If in a terminal I open python* I can execute the following:
import math
import pandas as pd
df = pd.DataFrame()
df['x'] = [1,2,3] # This will be converted in the df to a pandas series, which is some sort of list, but special to pandas
df'ln_gamma(x)'] = math.lgamma(df['x']) # This line will raise the error: TypeError: cannot convert the series to <class 'float'>
It is not at all bizarre that replacing lgamma leads to a different result lgamma takes only single values. As you already thought, you would need a loop to create a list of the lgamma results and then append that list to the df.
Does that help?
Best regards
Steffen
*that needs a working Python environment with pandas installed
Hi @harrytuttles , your problem in this case doesn’t appear to be an understanding of the KNIME data structures as your code sample has dealt with those perfectly fine.

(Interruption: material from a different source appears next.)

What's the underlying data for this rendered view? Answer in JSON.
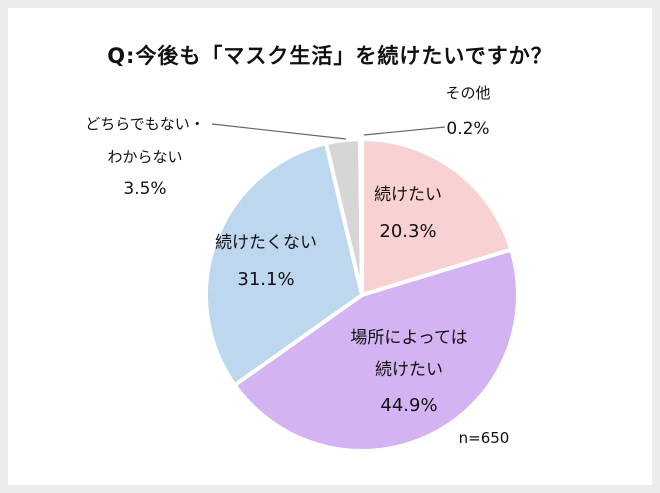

The problem you are facing is with using pandas dataframes, so you might want to follow up with finding documentation for pandas dataframes online.
[edit: I have just seen that @steffen_KNIME has replied as I wrote this, with much the same thoughts]
I threw the essence of your question at chatgpt, and I believe it came up with an alternative solution without any prompting:
Me: What does this do?
df['ln_gamma(x)'] = math.lgamma(x)
ChatGPT: It looks like you’re trying to calculate the natural logarithm of the gamma function for each element ‘x’ in the DataFrame ‘df’ and store the results in a new column named ‘ln_gamma(x)’. The ‘math.lgamma()’ function computes the natural logarithm of the absolute value of the gamma function.
Me: When this executes it gives an error
x = df['x'] df['ln_gamma(x)'] = math.lgamma(x)
ChatGPT: The issue might be that math.lgamma() expects a single value, but you’re providing a Pandas Series, which contains multiple values. To apply the function element-wise to the entire column ‘x’, you can use the apply() function:
df['ln_gamma(x)'] = df['x'].apply(math.lgamma)
This will apply the math.lgamma() function to each element in the ‘x’ column and store the results in the ‘ln_gamma(x)’ column.